The Monuments Men was released at an interesting time for me.  The next Chen and Castilblanco book (The Collector, C & C #5) has as one theme the illegal art trade and mentions how the Nazis looted both private and public collections all over Europe.  As might be expected, I was doing what’s often incorrectly called research work for the book (more like digging up background facts—hardly creative, like true research) and came across the National Geographic article about the events surrounding the movie.  Like my character Castilblanco, I found the real history more interesting, but the movie is worth a visit—big names, but not great acting.  You could save it for NetFlix.  (An excerpt from the The Collector—dare I call it a preview?—can be found in my new release Aristocrats and Assassins.)

#8: Non-Stop.  My genre, but….  This is certainly not a movie to watch before boarding a plane.  Of course, after Malaysia 370, you’re probably already having qualms about that, including about whether your air marshal is in an AA program.  The action and suspense from the movie were non-stop flights of fancy too, but the plot had too many holes in it for my tastes.  Better than your usual Hollywood thriller/action/suspense fare (no racy sex in this one), I recommend it if only to see Liam Neeson give another stellar performance as the flawed hero as he makes a bad script shine (I avoided the more popular but gross description about polishing).  Don’t look for logic here, though.  If you’re not a Neeson fan (I definitely am, and he likes NYC carriage horses!), watch one of the Bourne movie reruns…or, read one of my thrillers instead.

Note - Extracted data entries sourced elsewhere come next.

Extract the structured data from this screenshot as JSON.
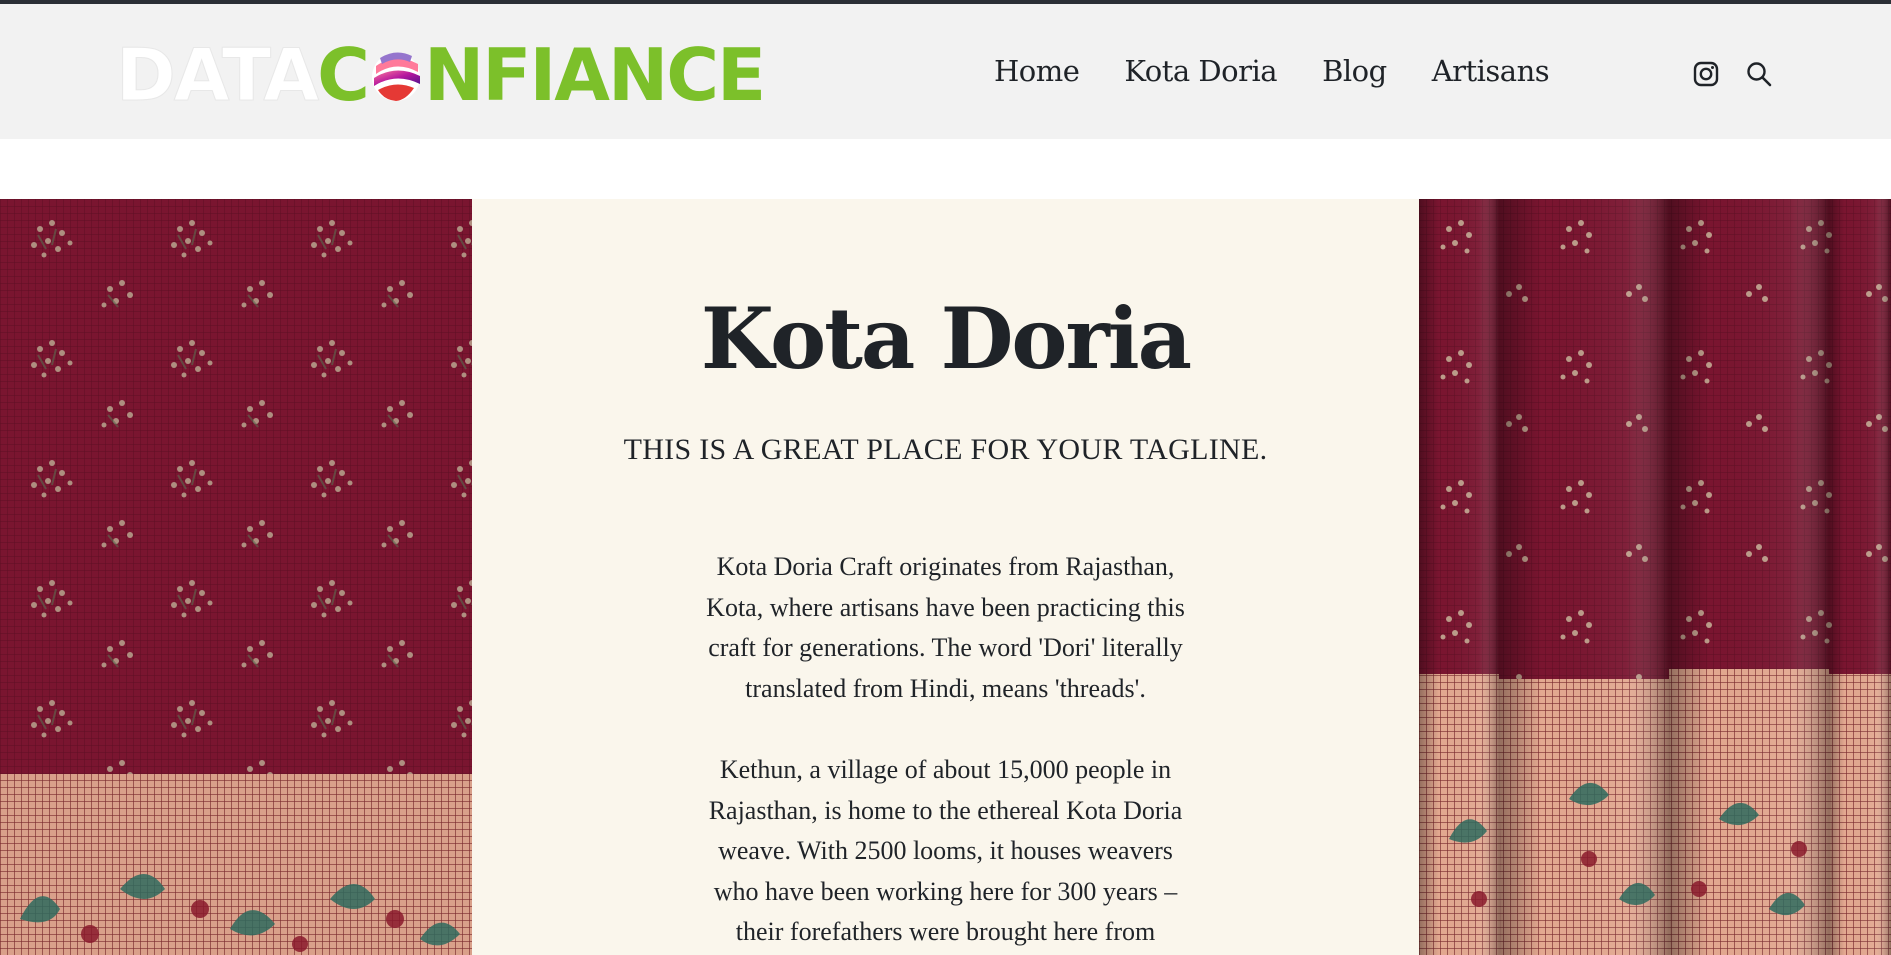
{
  "header": {
    "logo": {
      "part1": "DATA",
      "part2_before": "C",
      "part2_after": "NFIANCE"
    },
    "nav": [
      "Home",
      "Kota Doria",
      "Blog",
      "Artisans"
    ],
    "icons": [
      "instagram-icon",
      "search-icon"
    ]
  },
  "hero": {
    "title": "Kota Doria",
    "tagline": "THIS IS A GREAT PLACE FOR YOUR TAGLINE.",
    "paragraphs": [
      "Kota Doria Craft originates from Rajasthan, Kota, where artisans have been practicing this craft for generations. The word 'Dori' literally translated from Hindi, means 'threads'.",
      "Kethun, a village of about 15,000 people in Rajasthan, is home to the ethereal Kota Doria weave. With 2500 looms, it houses weavers who have been working here for 300 years – their forefathers were brought here from"
    ]
  },
  "colors": {
    "header_bg": "#f2f2f2",
    "logo_green": "#7cc02a",
    "panel_bg": "#faf6ec",
    "fabric_maroon": "#7a1530",
    "fabric_border": "#d9a08a",
    "text": "#1f2328"
  }
}
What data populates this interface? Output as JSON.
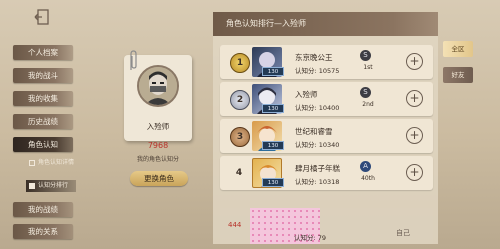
{
  "menu": {
    "items": [
      "个人档案",
      "我的战斗",
      "我的收集",
      "历史战绩",
      "角色认知",
      "我的战绩",
      "我的关系"
    ],
    "sub_items": [
      "角色认知详情",
      "认知分排行"
    ]
  },
  "card": {
    "name": "入殓师",
    "score": "7968",
    "score_label": "我的角色认知分",
    "change_button": "更换角色"
  },
  "panel": {
    "title": "角色认知排行—入殓师",
    "rows": [
      {
        "rank": "1",
        "name": "东京晚公王",
        "level": "130",
        "score": "认知分: 10575",
        "tier": "1st"
      },
      {
        "rank": "2",
        "name": "入殓师",
        "level": "130",
        "score": "认知分: 10400",
        "tier": "2nd"
      },
      {
        "rank": "3",
        "name": "世纪和睿雪",
        "level": "130",
        "score": "认知分: 10340",
        "tier": ""
      },
      {
        "rank": "4",
        "name": "肆月橘子年糕",
        "level": "130",
        "score": "认知分: 10318",
        "tier": "40th"
      }
    ],
    "self": {
      "rank": "444",
      "score": "认知分: 79",
      "label": "自己"
    }
  },
  "tabs": {
    "all": "全区",
    "friends": "好友"
  },
  "colors": {
    "accent": "#c9a45a",
    "panel_header": "#6f5a48",
    "score_red": "#b8322a"
  }
}
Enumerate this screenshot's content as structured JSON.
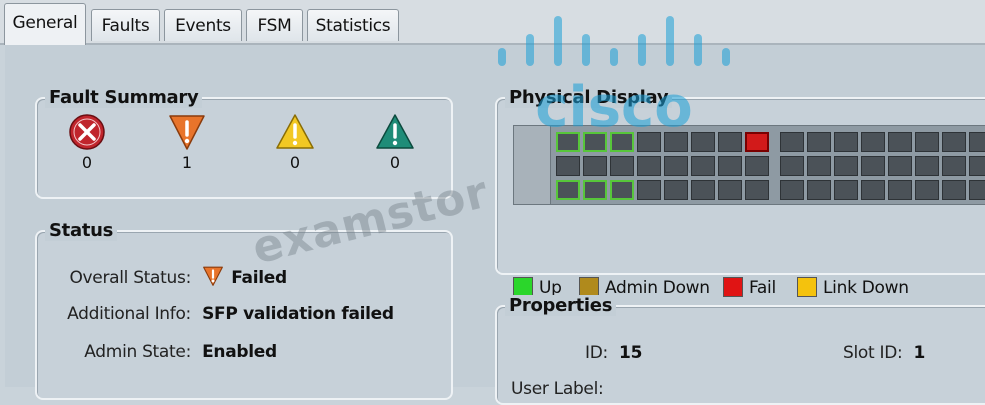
{
  "tabs": [
    {
      "label": "General",
      "active": true
    },
    {
      "label": "Faults"
    },
    {
      "label": "Events"
    },
    {
      "label": "FSM"
    },
    {
      "label": "Statistics"
    }
  ],
  "fault_summary": {
    "title": "Fault Summary",
    "items": [
      {
        "severity": "critical",
        "icon": "critical-fault-icon",
        "color": "#c0252c",
        "count": "0"
      },
      {
        "severity": "major",
        "icon": "major-fault-icon",
        "color": "#e8742b",
        "count": "1"
      },
      {
        "severity": "minor",
        "icon": "minor-fault-icon",
        "color": "#f2c823",
        "count": "0"
      },
      {
        "severity": "warning",
        "icon": "warning-fault-icon",
        "color": "#1f8c78",
        "count": "0"
      }
    ]
  },
  "status": {
    "title": "Status",
    "overall_label": "Overall Status:",
    "overall_value": "Failed",
    "additional_label": "Additional Info:",
    "additional_value": "SFP validation failed",
    "admin_label": "Admin State:",
    "admin_value": "Enabled"
  },
  "physical_display": {
    "title": "Physical Display",
    "legend": [
      {
        "label": "Up",
        "color": "#2bd62b"
      },
      {
        "label": "Admin Down",
        "color": "#b08a1c"
      },
      {
        "label": "Fail",
        "color": "#e01414"
      },
      {
        "label": "Link Down",
        "color": "#f4c20d"
      }
    ]
  },
  "properties": {
    "title": "Properties",
    "id_label": "ID:",
    "id_value": "15",
    "slot_label": "Slot ID:",
    "slot_value": "1",
    "user_label_partial": "User Label:"
  },
  "overlay": {
    "logo_text": "cisco",
    "watermark": "examstor"
  }
}
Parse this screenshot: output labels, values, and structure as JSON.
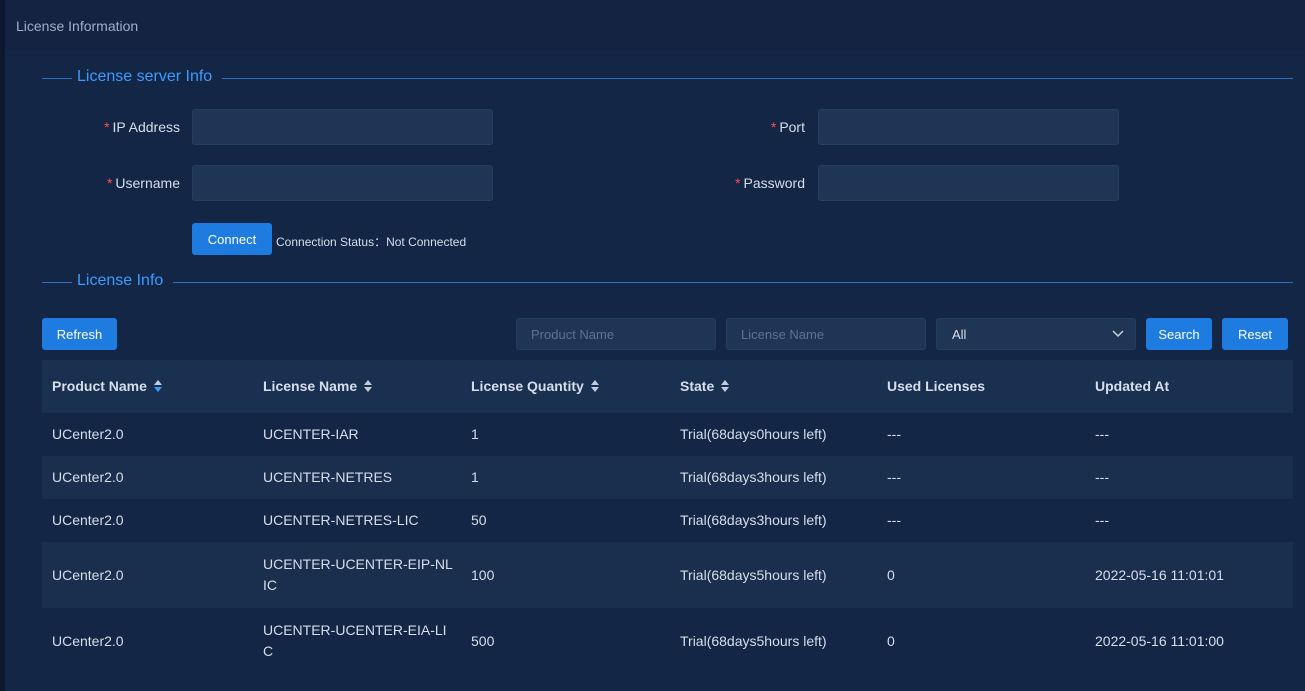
{
  "page": {
    "title": "License Information"
  },
  "server_section": {
    "title": "License server Info"
  },
  "form": {
    "required_mark": "*",
    "ip_label": "IP Address",
    "port_label": "Port",
    "username_label": "Username",
    "password_label": "Password",
    "ip_value": "",
    "port_value": "",
    "username_value": "",
    "password_value": "",
    "connect_label": "Connect",
    "status_label": "Connection Status：",
    "status_value": "Not Connected"
  },
  "license_section": {
    "title": "License Info"
  },
  "toolbar": {
    "refresh_label": "Refresh",
    "product_placeholder": "Product Name",
    "license_placeholder": "License Name",
    "state_select_value": "All",
    "search_label": "Search",
    "reset_label": "Reset"
  },
  "colors": {
    "accent": "#1e7ce0",
    "section_title": "#3d9bff",
    "required": "#ff4d4f",
    "background": "#132646"
  },
  "table": {
    "columns": [
      {
        "label": "Product Name",
        "sortable": true,
        "sort": "desc"
      },
      {
        "label": "License Name",
        "sortable": true,
        "sort": "none"
      },
      {
        "label": "License Quantity",
        "sortable": true,
        "sort": "none"
      },
      {
        "label": "State",
        "sortable": true,
        "sort": "none"
      },
      {
        "label": "Used Licenses",
        "sortable": false
      },
      {
        "label": "Updated At",
        "sortable": false
      }
    ],
    "rows": [
      {
        "product": "UCenter2.0",
        "license": "UCENTER-IAR",
        "quantity": "1",
        "state": "Trial(68days0hours left)",
        "used": "---",
        "updated": "---"
      },
      {
        "product": "UCenter2.0",
        "license": "UCENTER-NETRES",
        "quantity": "1",
        "state": "Trial(68days3hours left)",
        "used": "---",
        "updated": "---"
      },
      {
        "product": "UCenter2.0",
        "license": "UCENTER-NETRES-LIC",
        "quantity": "50",
        "state": "Trial(68days3hours left)",
        "used": "---",
        "updated": "---"
      },
      {
        "product": "UCenter2.0",
        "license": "UCENTER-UCENTER-EIP-NLIC",
        "quantity": "100",
        "state": "Trial(68days5hours left)",
        "used": "0",
        "updated": "2022-05-16 11:01:01"
      },
      {
        "product": "UCenter2.0",
        "license": "UCENTER-UCENTER-EIA-LIC",
        "quantity": "500",
        "state": "Trial(68days5hours left)",
        "used": "0",
        "updated": "2022-05-16 11:01:00"
      }
    ]
  }
}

#9: Cosmos.  Well, not exactly a movie…more like a bad soap opera, and this host can’t compare to the original.  Moreover, putting it on Fox or some cable channel (I forget which one) takes about 20% of the hour away in commercials, a feature that the original, shown on PBS, didn’t have.  If version 2.0 were an improvement, I wouldn’t mind, but it isn’t.  A lot of whiz-bang graphics and strutting ego and techno-babble from the host, but no explanations for the interested lay person.  For example, metaverse.  Some viewers might think that’s Keats or Shelley spoken by robots.  Isaac Asimov, the greatest writer to popularize science, is rolling over in his grave (and his robots were more articulate than the new Cosmos host)…not to mention Carl Sagan.  I disagree with Hank Stuever of the Washington Post and other reviewers.  This series is terrible if the first episode is any indication.  Not recommended.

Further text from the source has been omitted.